With this decision, only one clinic in Missouri meets the requirements to provide abortions — the Planned Parenthood clinic in St. Louis. Planned Parenthood Great Plains is appealing the ruling, Kate Maxcy, from the organization’s department of communications, told the Militant.
The ruling means a woman seeking to exercise her right to choose to have an abortion who lives in Springfield or other parts of the state face up to a 400-mile round trip to the clinic in St. Louis. Due to the 72-hour mandatory waiting period required by the state between her first appointment and the medical procedure, she either has to bear the extra expense of housing or make the trip twice. Wimes ruled that “requiring women to drive farther to obtain an abortion was not enough of a burden to rule in Planned Parenthood’s favor.”
Two other Planned Parenthood clinics had been providing abortions in Missouri until recently, in Columbia and Kansas City. The Kansas City clinic stopped performing abortions in 2018 when its license expired. In 2015, the University of Missouri Health Care hospital, facing political pressure, denied admitting privileges for doctors from the clinic in Columbia, and it had to stop providing the procedure.
Maxcy told the Militant the Columbia clinic was damaged on Feb. 10 by arson. Authorities said that a “Molotov cocktail-type device” was thrown through the clinic’s glass door. The clinic reopened Feb. 19.
Legislators push new restrictions
The Missouri state House of Representatives passed a new bill Feb. 27 “that would be the most restrictive abortion law in the country,” the Washington Times said.
The bill includes a provision barring abortions if a “fetal heartbeat” can be detected — making most abortions illegal six weeks into a woman’s pregnancy. It also bans abortion if fetal brainwaves are detected — which is usually possible around eight weeks.
There is also a “trigger clause” in the bill that would automatically ban abortions except in medical emergencies if the Supreme Court should overturn its 1973 Roe v. Wade ruling.

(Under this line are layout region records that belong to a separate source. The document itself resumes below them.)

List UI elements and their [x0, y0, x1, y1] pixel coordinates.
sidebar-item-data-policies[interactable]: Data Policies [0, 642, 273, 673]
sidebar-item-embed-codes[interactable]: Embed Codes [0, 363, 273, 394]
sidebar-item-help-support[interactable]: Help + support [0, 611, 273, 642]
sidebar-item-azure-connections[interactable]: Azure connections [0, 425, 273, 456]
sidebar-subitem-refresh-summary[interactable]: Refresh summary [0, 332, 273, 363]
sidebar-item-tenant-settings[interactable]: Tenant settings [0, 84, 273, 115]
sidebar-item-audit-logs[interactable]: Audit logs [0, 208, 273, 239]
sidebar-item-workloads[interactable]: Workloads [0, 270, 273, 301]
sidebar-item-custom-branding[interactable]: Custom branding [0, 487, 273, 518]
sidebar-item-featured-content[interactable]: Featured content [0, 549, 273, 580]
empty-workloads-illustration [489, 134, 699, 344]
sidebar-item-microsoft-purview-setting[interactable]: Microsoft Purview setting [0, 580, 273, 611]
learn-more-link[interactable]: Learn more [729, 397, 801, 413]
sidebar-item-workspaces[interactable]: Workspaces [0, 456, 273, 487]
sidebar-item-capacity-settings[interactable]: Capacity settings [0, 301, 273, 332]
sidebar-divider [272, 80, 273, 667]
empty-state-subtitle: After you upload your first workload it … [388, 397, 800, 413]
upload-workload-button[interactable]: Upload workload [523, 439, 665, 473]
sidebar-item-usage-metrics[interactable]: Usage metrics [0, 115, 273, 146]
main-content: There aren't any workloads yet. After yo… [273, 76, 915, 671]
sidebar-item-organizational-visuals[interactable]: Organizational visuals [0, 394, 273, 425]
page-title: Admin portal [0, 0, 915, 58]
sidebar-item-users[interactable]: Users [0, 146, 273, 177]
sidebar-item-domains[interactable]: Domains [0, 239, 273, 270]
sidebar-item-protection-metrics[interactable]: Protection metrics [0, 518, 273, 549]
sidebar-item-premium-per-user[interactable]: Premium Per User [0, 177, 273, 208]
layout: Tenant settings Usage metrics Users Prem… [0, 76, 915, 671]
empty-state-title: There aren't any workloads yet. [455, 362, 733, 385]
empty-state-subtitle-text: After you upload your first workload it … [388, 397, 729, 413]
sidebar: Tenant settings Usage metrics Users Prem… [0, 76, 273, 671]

A May 2018 Gallup poll showed the majority of women and of working people in general support women’s right to choose to have an abortion, a right decisive to women’s ability to make their own reproductive decisions.
Legislative-imposed restrictions, and the court battles they produce, are all tied to the argumentation the justices chose to use in Roe v. Wade.
“Roe v. Wade was based not on a woman’s right ‘to equal protection of the laws’ guaranteed by the Fourteenth Amendment to the Constitution, but on medical criteria instead,” Jack Barnes, national secretary of the Socialist Workers Party, wrote in The Clintons’ Anti-Working-Class Record: Why Washington Fears Working People. “During the first three months (‘trimester’), the court ruled, the decision to terminate a pregnancy ‘must be left to the medical judgment of a pregnant woman’s attending physician (not to the woman herself, but to a doctor!).
“At the same time, the court allowed state governments to ban most abortions after ‘viability,’” Barnes said, “something that medical advances inevitably make earlier and earlier in pregnancy.”